RIO DE JANEIRO — A julgar pelas fotografias publicadas pela Folha de ontem, as peladas mudaram-se todas para São Paulo. As que ficaram por aqui, pelo Rio, se ficaram, estão muito bem escondidas, porque lá pelo Sambódromo não apareceram.
A nudez talvez seja o componente mais emblemático do Carnaval, no sentido da revelação, do mostrar-se como se é, expor-se, inclusive ao ridículo.
E nisso tudo o Carnaval carioca sempre foi farto, por isso é de se estranhar este ano a ausência das peladonas. Poucos seios à mostra, uma ou outra ousadia e só. Soa até engraçado, num tempo em que todos os indicadores demonstram que tudo por aqui anda no limite.

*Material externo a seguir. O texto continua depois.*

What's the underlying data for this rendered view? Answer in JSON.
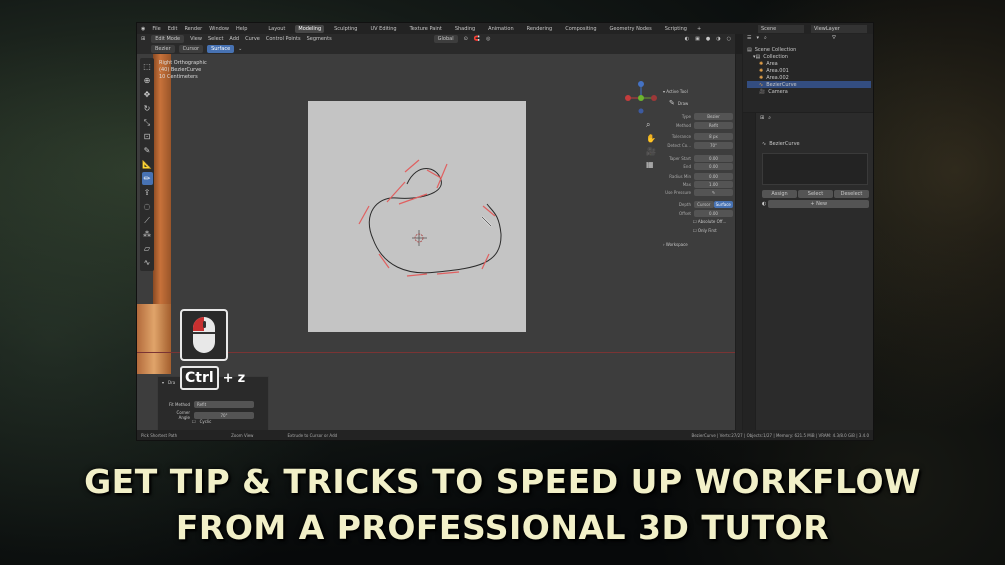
{
  "menu": {
    "items": [
      "File",
      "Edit",
      "Render",
      "Window",
      "Help"
    ],
    "workspaces": [
      "Layout",
      "Modeling",
      "Sculpting",
      "UV Editing",
      "Texture Paint",
      "Shading",
      "Animation",
      "Rendering",
      "Compositing",
      "Geometry Nodes",
      "Scripting"
    ],
    "active_workspace": "Modeling",
    "scene": "Scene",
    "view_layer": "ViewLayer"
  },
  "header": {
    "mode": "Edit Mode",
    "menus": [
      "View",
      "Select",
      "Add",
      "Curve",
      "Control Points",
      "Segments"
    ],
    "transform_orientation": "Global",
    "tool_settings": {
      "type": "Bezier",
      "cursor": "Cursor",
      "surface": "Surface"
    }
  },
  "viewport": {
    "info_lines": [
      "Right Orthographic",
      "(40) BezierCurve",
      "10 Centimeters"
    ]
  },
  "npanel": {
    "section": "Active Tool",
    "tool_name": "Draw",
    "rows": [
      {
        "label": "Type",
        "value": "Bezier"
      },
      {
        "label": "Method",
        "value": "Refit"
      },
      {
        "label": "Tolerance",
        "value": "8 px"
      },
      {
        "label": "Detect Co...",
        "value": "70°"
      },
      {
        "label": "Taper Start",
        "value": "0.00"
      },
      {
        "label": "End",
        "value": "0.00"
      },
      {
        "label": "Radius Min",
        "value": "0.00"
      },
      {
        "label": "Max",
        "value": "1.00"
      },
      {
        "label": "Use Pressure",
        "value": ""
      }
    ],
    "depth_label": "Depth",
    "depth_options": [
      "Cursor",
      "Surface"
    ],
    "offset_label": "Offset",
    "offset_value": "0.00",
    "absolute_offset": "Absolute Off...",
    "only_first": "Only First",
    "workspace": "Workspace"
  },
  "redo_panel": {
    "title": "Dra",
    "fit_method_label": "Fit Method",
    "fit_method_value": "Refit",
    "corner_angle_label": "Corner Angle",
    "corner_angle_value": "70°",
    "cyclic_label": "Cyclic"
  },
  "overlay": {
    "ctrl_key": "Ctrl",
    "plus": "+",
    "z_key": "z"
  },
  "outliner": {
    "header": "Scene Collection",
    "items": [
      {
        "name": "Collection"
      },
      {
        "name": "Area"
      },
      {
        "name": "Area.001"
      },
      {
        "name": "Area.002"
      },
      {
        "name": "BezierCurve"
      },
      {
        "name": "Camera"
      }
    ],
    "selected": "BezierCurve"
  },
  "properties": {
    "object_name": "BezierCurve",
    "buttons": [
      "Assign",
      "Select",
      "Deselect"
    ],
    "new_label": "New"
  },
  "statusbar": {
    "left": "Pick Shortest Path",
    "mid": "Zoom View",
    "mid2": "Extrude to Cursor or Add",
    "right": "BezierCurve | Verts:27/27 | Objects:1/27 | Memory: 621.5 MiB | VRAM: 4.3/8.0 GiB | 3.4.0"
  },
  "headline": {
    "line1": "GET TIP & TRICKS TO SPEED UP WORKFLOW",
    "line2": "FROM A PROFESSIONAL 3D TUTOR"
  },
  "colors": {
    "accent": "#4772b3",
    "handle_red": "#e06060",
    "curve": "#2a2a2a",
    "headline": "#f2f0c8"
  }
}
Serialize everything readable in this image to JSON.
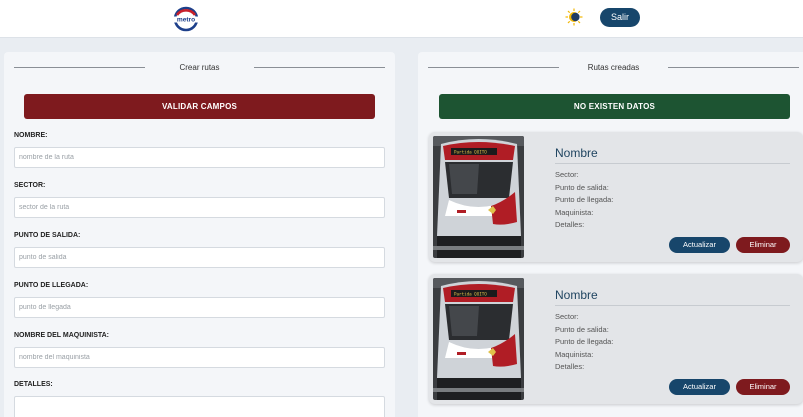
{
  "header": {
    "logo_text": "metro",
    "logout_label": "Salir",
    "theme_icon": "sun-moon-icon"
  },
  "create": {
    "section_title": "Crear rutas",
    "validate_label": "VALIDAR CAMPOS",
    "fields": [
      {
        "label": "NOMBRE:",
        "placeholder": "nombre de la ruta"
      },
      {
        "label": "SECTOR:",
        "placeholder": "sector de la ruta"
      },
      {
        "label": "PUNTO DE SALIDA:",
        "placeholder": "punto de salida"
      },
      {
        "label": "PUNTO DE LLEGADA:",
        "placeholder": "punto de llegada"
      },
      {
        "label": "NOMBRE DEL MAQUINISTA:",
        "placeholder": "nombre del maquinista"
      },
      {
        "label": "DETALLES:",
        "placeholder": ""
      }
    ]
  },
  "routes": {
    "section_title": "Rutas creadas",
    "empty_label": "NO EXISTEN DATOS",
    "cards": [
      {
        "title": "Nombre",
        "sector": "Sector:",
        "departure": "Punto de salida:",
        "arrival": "Punto de llegada:",
        "driver": "Maquinista:",
        "details": "Detalles:",
        "update_label": "Actualizar",
        "delete_label": "Eliminar",
        "destination_sign": "Partida QUITO"
      },
      {
        "title": "Nombre",
        "sector": "Sector:",
        "departure": "Punto de salida:",
        "arrival": "Punto de llegada:",
        "driver": "Maquinista:",
        "details": "Detalles:",
        "update_label": "Actualizar",
        "delete_label": "Eliminar",
        "destination_sign": "Partida QUITO"
      }
    ]
  },
  "colors": {
    "brand_blue": "#17466b",
    "danger_red": "#7e1a1e",
    "success_green": "#1d5432"
  }
}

Só mesmo Caetano Veloso e seu "timming" genial para ter uma sacada tão apropriada em pleno Carnaval. Refiro-me às suas declarações sobre o estilo político de Antônio Carlos Magalhães, o último dos coronéis nordestinos. Em pleno clima de desfile do Olodum, ele foi ao ponto: "Eu acho que a gente deveria se livrar desse tipo de político (...) Eu odeio isso, esse curral onde as pessoas são manipuladas, têm dono".
Nada mais verdadeiro. Assim como, reconheça-se, é mais que verdadeira a resposta de Antônio Carlos Magalhães, vinda de Nova York, onde ele foi brincar de Primeiro Mundo: "Na terra dele (Caetano) eu sou extremamente admirado e venço todas as eleições".
Este o dilema: nada mais idiossincrático e também nada mais popular que ACM. Há quem considere o político baiano o símbolo máximo da má política no país do clientelismo, da perseguição, do passado e da não-modernidade.
Mesmo assim, ele é praticamente um Deus na Bahia, mais popular que o acarajé, mais cultuado que o Senhor do Bonfim. Dentro do que se poderia chamar de uma dialética baiana, nada mais simbólico do que esta polêmica ACM X Caetano estar ocorrendo no Carnaval.

O governador do Rio, Marcello Alencar, disse uma grande verdade: a gente por aqui tem mais medo da polícia do que do bandido. Por mérito de ambos, diga-se. Da polícia, que se degenerou tanto pelo abandono do Estado, pelos carros sucateados e pelas fardas esfarrapadas, que acabou partindo para a bandidagem. E o bandido, que passou a ocupar um lugar tão tranquilamente estabelecido no organograma social que se tornou respeitado e até admirado pela comunidade mais próxima.
Cabe ao Estado reverter essa aberração que surgiu de sua própria inoperância.